I think it should be sufficient to label DEPTH as WARL and stop after saying "It is implementation-specific which DEPTH values are supported." The remarks about read-only bits in DEPTH only confuse the matter and should be deleted.

9. The "Entry Registers" chapter says:

The standard indirect register access rules specified by Smcsrind/
Sscsrind apply for CTR.  S-mode is able to access CTR entries using
the siselect/sireg* interface, with the same behavior described
for M-mode above.  Similarly, VS-mode is able to access CTR entries
using siselect (really vsiselect) and sireg* (really vsireg*).

The way this paragraph is written (along with the rest of the document), it appears the reader is expected to understand that the register state accessed through sireg when siselect is in the range 0x200-0x2FF, or through vsireg when vsiselect is in the same range, is exactly the same state as accessed through mireg* when miselect has the same register number.

Actually, the intention for Smcsrind/Sscsrind is that each level, M, S, and VS, has a separate space of indirectly accessed registers. There should not be an inherent assumption that the different privilege levels all access shared state. In fact, the original use for the indirect register mechanism was the AIA, where the state accessed at each level is explicitly not the same. (Interrupt files and interrupt priority arrays at M level are distinct from those at S level, and distinct again from interrupt files at VS level.)

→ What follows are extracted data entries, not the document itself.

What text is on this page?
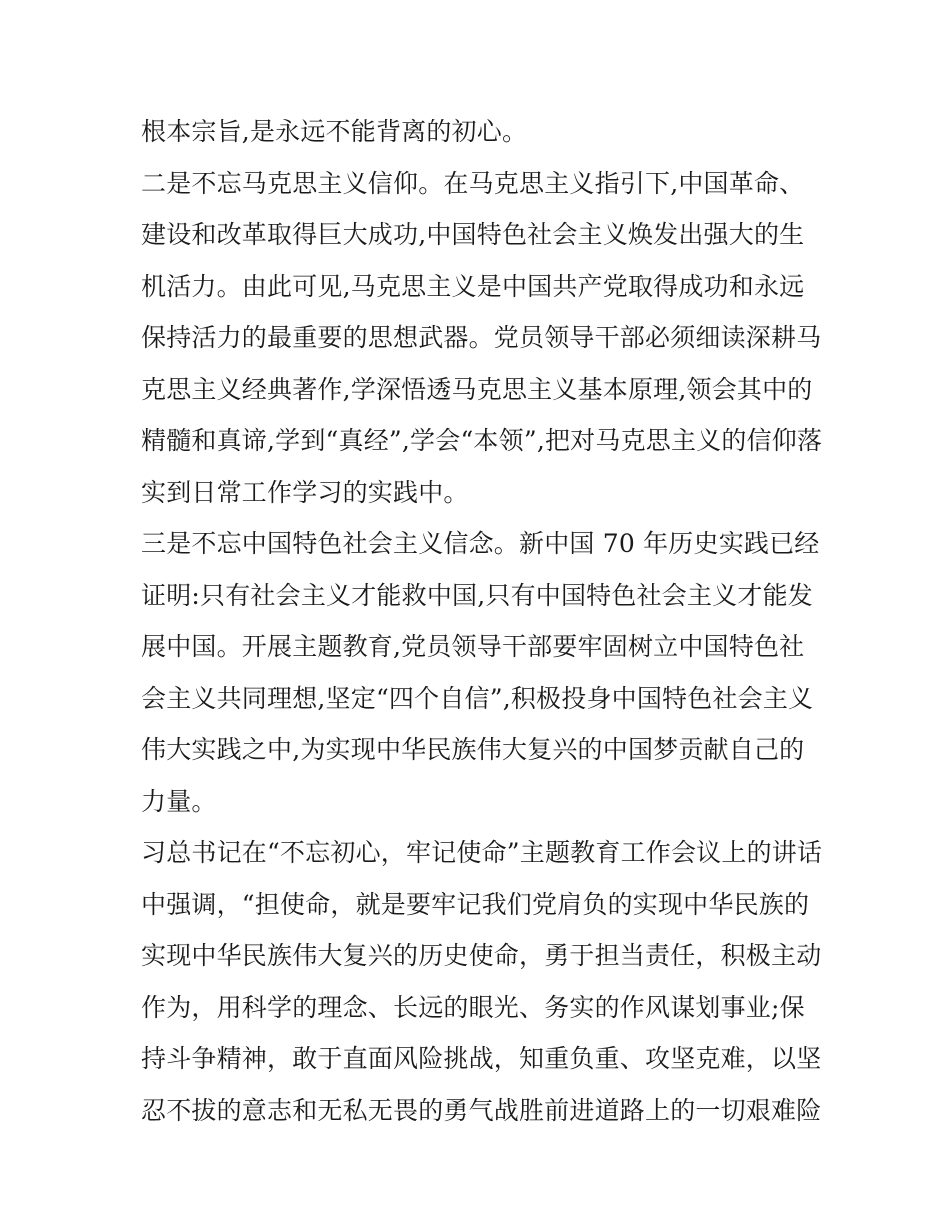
根本宗旨,是永远不能背离的初心。
二是不忘马克思主义信仰。在马克思主义指引下,中国革命、
建设和改革取得巨大成功,中国特色社会主义焕发出强大的生
机活力。由此可见,马克思主义是中国共产党取得成功和永远
保持活力的最重要的思想武器。党员领导干部必须细读深耕马
克思主义经典著作,学深悟透马克思主义基本原理,领会其中的
精髓和真谛,学到“真经”,学会“本领”,把对马克思主义的信仰落
实到日常工作学习的实践中。
三是不忘中国特色社会主义信念。新中国 70 年历史实践已经
证明:只有社会主义才能救中国,只有中国特色社会主义才能发
展中国。开展主题教育,党员领导干部要牢固树立中国特色社
会主义共同理想,坚定“四个自信”,积极投身中国特色社会主义
伟大实践之中,为实现中华民族伟大复兴的中国梦贡献自己的
力量。
习总书记在“不忘初心，牢记使命”主题教育工作会议上的讲话
中强调，“担使命，就是要牢记我们党肩负的实现中华民族的
实现中华民族伟大复兴的历史使命，勇于担当责任，积极主动
作为，用科学的理念、长远的眼光、务实的作风谋划事业;保
持斗争精神，敢于直面风险挑战，知重负重、攻坚克难，以坚
忍不拔的意志和无私无畏的勇气战胜前进道路上的一切艰难险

Because it's not an appropriate assumption, it should be more clearly specified that the S-level CTR entries are actually aliases of the M-level CTR entries, and likewise at VS level.

10. The chapter "State Enable Access Control" says:

If the H extension is implemented and mstateen0.CTR=1, the
hstateen0.CTR bit controls access to supervisor CTR state
(sctrcontrol, sctrstatus, and sireg* when siselect is in
0x200..0x2FF) when V=1.

Should be "when vsiselect is in 0x200..0x2FF".

11. In Section 6.1.1, "Virtualization Mode Transitions", we have:

mctrctl.M, sctrctl.{S,U}, and vsctrctl.{S,U} are used to determine
whether the source and target modes are enabled;

Because U-mode can never be the source or target of a virtualization mode transition, you could leave out bit U of HS-level sctrctl.

12. Also in Section 6.1.1:

sctrctl.LCOFIFRZ and sctrctl.BPFRZ determine whether CTR is frozen

Do you mean "is (already) frozen" or rather "becomes frozen"?

13. Section 6.4, "RAS (Return Address Stack) Emulation Mode", says:

Function returns pop the most recent call, by invalidating entry 0
(setting ctrsource.V=0) and rotating the CTR buffer, ....

Don't rotate the CTR buffer, decrement sctrstatus.WRPTR.

bcstrongx commented 5 months ago

Resolution:

  1. Will discuss in TG whether requiring S-mode to be implemented is acceptable. Otherwise will add mctrstatus CSR.
  2. Will fix
  3. Will fix
  4. Agreed that CTR entry registers do not need to hold invalid addresses. Because registers like epc and tval hold invalid addresses, software bugs that result in accesses to invalid addresses can be debugged without adding storage cost to CTR.
  5. Will add a non-normative statement to the spec explaining the value of requiring intervening modes to be enabled for external traps.
  6. Agreed that custom bits should require that 0 implies standard/conforming behavior, but there should be no requirement on the reset value of these (or any) bits. Will update the spec accordingly.
  7. Will add table with map of transfer type encodings to transfer type names, and a table that maps transfer type names to opcodes. Also will add use of "with/without linkage" terminology and alter the field names accordingly. 8 - 13. Will fix
bcstrongx commented 5 months ago

TG agreed that making S*ctr dependent on Supervisor mode is acceptable. Also reached out to priv arch list, no concerns expressed.